The U.S. Office of Surface Mining Reclamation and Enforcement wrapped up its final environmental impact statement on a request from a former subsidiary of Westmoreland Coal Co. to mine 53 million tons of coal from federal land in New Mexico.
The proposed Deep Lease Extension modification to the mining plan would add 10 to 15 years to the operation's life until 2033, allowing newly formed Westmoreland Mining LLC to produce about 3 million tons of coal annually from the San Juan mine, according to a March 1 decision posted in the Federal Register on March 15. The modification would not add any acres of federal surface land to the operation but would allow miners to recover coal from nearly 4,500 underground acres of federal coal.
However, the San Juan mine sells its coal to the San Juan Generating Station, which is slated to retire in 2022 once its contract with the mine expires.
The agency preferred an alternative that assumes the plant closes its remaining coal-fired units in 2022 and the coal is then sold on the open market, which could include sales to a potential buyer of the plant. Under that option, mining would continue at the same rate from 2023 through 2033.
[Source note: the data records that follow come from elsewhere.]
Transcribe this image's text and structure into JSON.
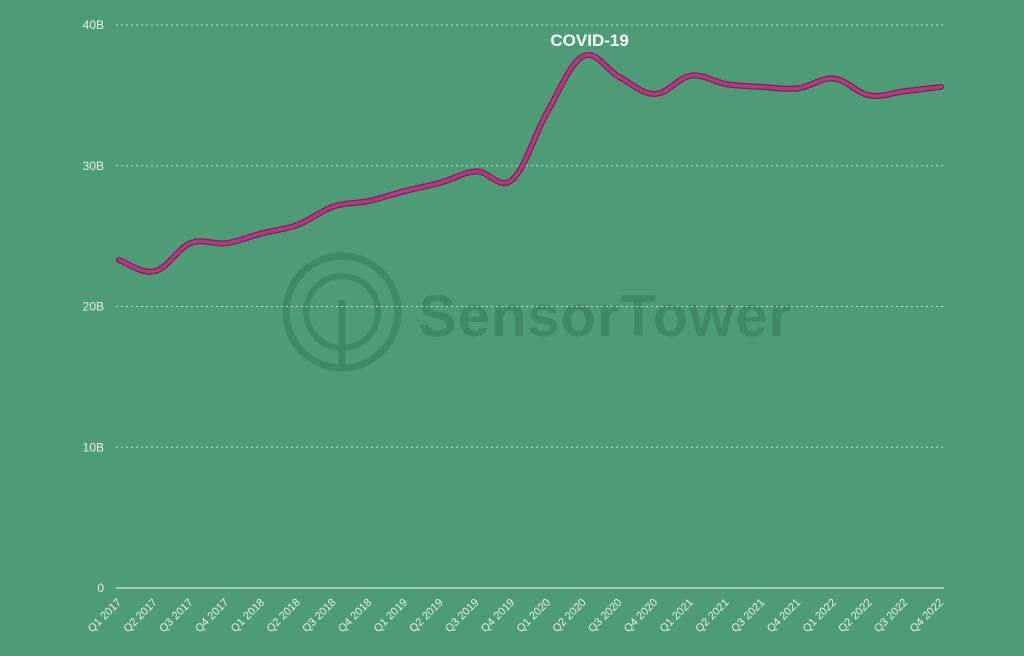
{
  "chart_data": {
    "type": "line",
    "title": "",
    "xlabel": "",
    "ylabel": "",
    "categories": [
      "Q1 2017",
      "Q2 2017",
      "Q3 2017",
      "Q4 2017",
      "Q1 2018",
      "Q2 2018",
      "Q3 2018",
      "Q4 2018",
      "Q1 2019",
      "Q2 2019",
      "Q3 2019",
      "Q4 2019",
      "Q1 2020",
      "Q2 2020",
      "Q3 2020",
      "Q4 2020",
      "Q1 2021",
      "Q2 2021",
      "Q3 2021",
      "Q4 2021",
      "Q1 2022",
      "Q2 2022",
      "Q3 2022",
      "Q4 2022"
    ],
    "series": [
      {
        "name": "",
        "values": [
          23.3,
          22.5,
          24.5,
          24.5,
          25.2,
          25.8,
          27.1,
          27.5,
          28.2,
          28.8,
          29.6,
          29.0,
          33.9,
          37.8,
          36.3,
          35.1,
          36.4,
          35.8,
          35.6,
          35.5,
          36.2,
          35.0,
          35.3,
          35.6
        ]
      }
    ],
    "ylim": [
      0,
      40
    ],
    "yticks": [
      {
        "value": 0,
        "label": "0"
      },
      {
        "value": 10,
        "label": "10B"
      },
      {
        "value": 20,
        "label": "20B"
      },
      {
        "value": 30,
        "label": "30B"
      },
      {
        "value": 40,
        "label": "40B"
      }
    ],
    "grid": true,
    "annotation": {
      "text": "COVID-19",
      "category": "Q2 2020"
    },
    "watermark": "SensorTower",
    "colors": {
      "background": "#4e9c75",
      "line": "#c2337e",
      "line_shadow": "#6c2a5c",
      "grid": "#b9dcc6",
      "text": "#e6f2ea",
      "watermark": "#3f8a64"
    }
  }
}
Should the agency deny the modification, mining will stop in the Deep Lease Extension on Aug. 31. All mining at the mine would stop in December, and the plant would stop burning coal about six months later.
Approving the modification would have a long-term but minor impact on air quality and a permanent but minor effect on climate change, according to the impact statement. The proposal would have a permanent but minor effect on groundwater quality. The impact to surface water quality would be long-term and minor.
The agency will issue a recommendation on the mining plan modification within 30 days of the impact statement's publication to the office of the Assistant Secretary for Land and Minerals Management, which will then make a final decision.